Dans le domaine de la formation, il faut faire la distinction entre deux choses. Il y a d’abord le centre de formation des professionnels du tourisme, CFPT, mis en place en partenariat et à parité avec le Snav. Ici, l’APST assure des formations d’ordre financière et économique, le syndicat, lui, celles liées à l’activité. En 2012, ce sont 250 journées formations qui ont été dispensées, elles ont été de 300 cette année avec un objectif de 400 escomptées en 2014. Par ailleurs, nous avons mis en place, en partenariat également avec le Snav mais aussi Atout France, des formations sur une demi-journée pour tous les demandeurs d’un numéro d’immatriculation ayant déposé un dossier, et qui ont lieu dans les locaux de l’APST.
Début 2014, le Snav s’installera dans les locaux de l’APST pour occuper des bureaux sur deux niveaux de l’immeuble racheté récemment en intégralité (il manquait deux étages), rue Carnot à Paris.
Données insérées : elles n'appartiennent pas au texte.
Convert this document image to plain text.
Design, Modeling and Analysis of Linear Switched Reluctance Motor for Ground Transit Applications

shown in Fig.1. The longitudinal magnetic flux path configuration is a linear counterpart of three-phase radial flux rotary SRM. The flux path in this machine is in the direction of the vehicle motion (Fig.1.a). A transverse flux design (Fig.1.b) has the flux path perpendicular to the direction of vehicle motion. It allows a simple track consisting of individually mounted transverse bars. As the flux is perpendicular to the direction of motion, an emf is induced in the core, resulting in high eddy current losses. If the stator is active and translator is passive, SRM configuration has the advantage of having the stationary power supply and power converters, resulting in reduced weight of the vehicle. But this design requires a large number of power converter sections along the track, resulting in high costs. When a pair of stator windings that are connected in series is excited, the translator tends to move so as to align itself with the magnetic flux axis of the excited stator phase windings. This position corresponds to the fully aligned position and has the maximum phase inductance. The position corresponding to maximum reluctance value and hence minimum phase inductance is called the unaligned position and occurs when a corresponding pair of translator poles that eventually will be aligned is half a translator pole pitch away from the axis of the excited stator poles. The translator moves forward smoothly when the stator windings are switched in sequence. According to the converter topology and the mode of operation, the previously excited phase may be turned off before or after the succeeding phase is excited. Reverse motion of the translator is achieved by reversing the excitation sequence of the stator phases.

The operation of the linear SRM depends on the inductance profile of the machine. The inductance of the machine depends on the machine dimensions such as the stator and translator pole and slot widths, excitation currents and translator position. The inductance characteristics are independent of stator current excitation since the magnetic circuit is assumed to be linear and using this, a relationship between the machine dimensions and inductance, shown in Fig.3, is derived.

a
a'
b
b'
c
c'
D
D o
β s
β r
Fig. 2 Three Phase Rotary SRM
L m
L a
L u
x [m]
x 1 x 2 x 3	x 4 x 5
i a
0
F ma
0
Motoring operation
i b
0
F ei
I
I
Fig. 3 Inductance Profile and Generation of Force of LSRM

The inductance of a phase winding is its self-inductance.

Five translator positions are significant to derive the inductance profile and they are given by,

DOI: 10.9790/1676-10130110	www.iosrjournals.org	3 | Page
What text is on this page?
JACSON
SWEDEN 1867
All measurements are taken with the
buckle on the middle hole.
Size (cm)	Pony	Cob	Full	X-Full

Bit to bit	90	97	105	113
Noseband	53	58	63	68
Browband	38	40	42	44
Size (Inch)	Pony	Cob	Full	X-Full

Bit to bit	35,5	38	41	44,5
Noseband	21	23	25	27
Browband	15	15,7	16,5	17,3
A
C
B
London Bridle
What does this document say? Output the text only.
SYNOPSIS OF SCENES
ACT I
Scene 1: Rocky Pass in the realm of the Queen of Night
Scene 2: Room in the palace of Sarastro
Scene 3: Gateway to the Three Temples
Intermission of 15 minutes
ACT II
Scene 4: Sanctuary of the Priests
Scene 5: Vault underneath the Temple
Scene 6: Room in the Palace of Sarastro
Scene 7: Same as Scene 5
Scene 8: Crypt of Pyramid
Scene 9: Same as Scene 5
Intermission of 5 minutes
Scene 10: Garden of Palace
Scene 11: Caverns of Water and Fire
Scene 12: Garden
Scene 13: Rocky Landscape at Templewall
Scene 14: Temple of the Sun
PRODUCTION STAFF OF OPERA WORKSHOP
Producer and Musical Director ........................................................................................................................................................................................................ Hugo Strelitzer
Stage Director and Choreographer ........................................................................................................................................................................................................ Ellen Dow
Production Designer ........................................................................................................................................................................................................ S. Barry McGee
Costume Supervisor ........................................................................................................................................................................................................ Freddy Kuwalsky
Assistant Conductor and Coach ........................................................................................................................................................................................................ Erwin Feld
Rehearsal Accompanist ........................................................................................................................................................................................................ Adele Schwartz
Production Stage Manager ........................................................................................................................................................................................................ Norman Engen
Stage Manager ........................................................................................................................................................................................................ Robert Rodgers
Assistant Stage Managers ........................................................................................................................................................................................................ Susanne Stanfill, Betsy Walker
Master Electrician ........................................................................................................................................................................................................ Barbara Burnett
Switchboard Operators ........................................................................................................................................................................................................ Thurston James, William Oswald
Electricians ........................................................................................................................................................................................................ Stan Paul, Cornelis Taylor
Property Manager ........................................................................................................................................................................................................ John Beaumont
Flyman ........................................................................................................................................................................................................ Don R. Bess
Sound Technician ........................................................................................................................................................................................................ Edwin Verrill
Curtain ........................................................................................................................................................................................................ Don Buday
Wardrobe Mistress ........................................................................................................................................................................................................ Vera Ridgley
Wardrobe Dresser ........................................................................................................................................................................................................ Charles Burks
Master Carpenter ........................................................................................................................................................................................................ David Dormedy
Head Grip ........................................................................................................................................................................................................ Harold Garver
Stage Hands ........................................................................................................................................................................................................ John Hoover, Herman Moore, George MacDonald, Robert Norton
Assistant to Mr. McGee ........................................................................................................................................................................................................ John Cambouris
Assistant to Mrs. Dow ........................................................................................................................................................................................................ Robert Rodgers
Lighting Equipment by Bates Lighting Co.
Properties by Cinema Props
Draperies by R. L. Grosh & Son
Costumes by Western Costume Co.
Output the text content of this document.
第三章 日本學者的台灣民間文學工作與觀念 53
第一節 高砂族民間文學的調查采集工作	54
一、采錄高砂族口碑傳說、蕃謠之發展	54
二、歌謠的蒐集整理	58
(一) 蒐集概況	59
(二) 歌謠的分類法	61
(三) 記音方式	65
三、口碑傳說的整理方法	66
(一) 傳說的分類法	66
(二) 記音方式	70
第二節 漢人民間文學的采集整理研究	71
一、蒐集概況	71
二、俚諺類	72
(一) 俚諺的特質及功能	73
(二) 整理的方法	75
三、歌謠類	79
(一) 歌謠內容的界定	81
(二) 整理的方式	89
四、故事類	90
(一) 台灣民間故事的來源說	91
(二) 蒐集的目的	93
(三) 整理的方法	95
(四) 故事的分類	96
La valorisation est estimée autour des 35 millions d’euros. “Avec l’espoir de poser les bases de la création de la Maison du Tourisme, qui accueillerait l’ensemble des institutionnels les plus représentatifs du tourisme privé en France”, conclut Raoul Nabet.
Au troisième trimestre 2013, il y a eu près de 13 000 redressements et liquidations enregistrés, tous secteurs confondus, soit 7,5 % de plus que pour la même période de 2012. Les TPE de moins de dix salariés concentrent 90 % du nombre de défaillances. Sur l’ensemble de l’année 2013, le secteur des agences distributrices devrait afficher environ 90 défaillances, soit une quinzaine de moins qu’en 2012, mais une dizaine de plus qu’en 2012 (source: Altarès – Tour Hebdo/octobre 2013).
Les groupistes ne sont pas particulièrement distingués à l’APST. Ils font partie de la famille des producteurs, qui rassemblent 750 adhérents sur les 3 350 que compte l’association. Les distributeurs représentent la majorité des adhérents (1950), tandis que les tour-opérateurs sont au nombre de 300 et les institutionnels, hôteliers, prestataires d’activités de loisirs… 350. "Nous avons chaque mois une trentaine de dossiers à traîter pour des demandes d’adhésion, indique Raoul Nabet, président de l’APST. Sur ces demandes, 85 % d’entre elles sont des créations de très très petites entreprises". Et pourtant, le nombre d’adhérents de l’association n’augmente pas pour autant… "Elle est, en effet très faible, de 1 à 4 % ces dernières années", confirme t-il, et d’expliquer ce phénomène paradoxal par le fait "de mouvements liés à des rachats d’entreprise, des cessations d’activité (le plus courant, ndlr), auxquels s’ajoutent des liquidations, des démissions ou des radiations (10 % des adhérents, ndlr) venant ainsi contrebalancer le nombre élevé des demandes".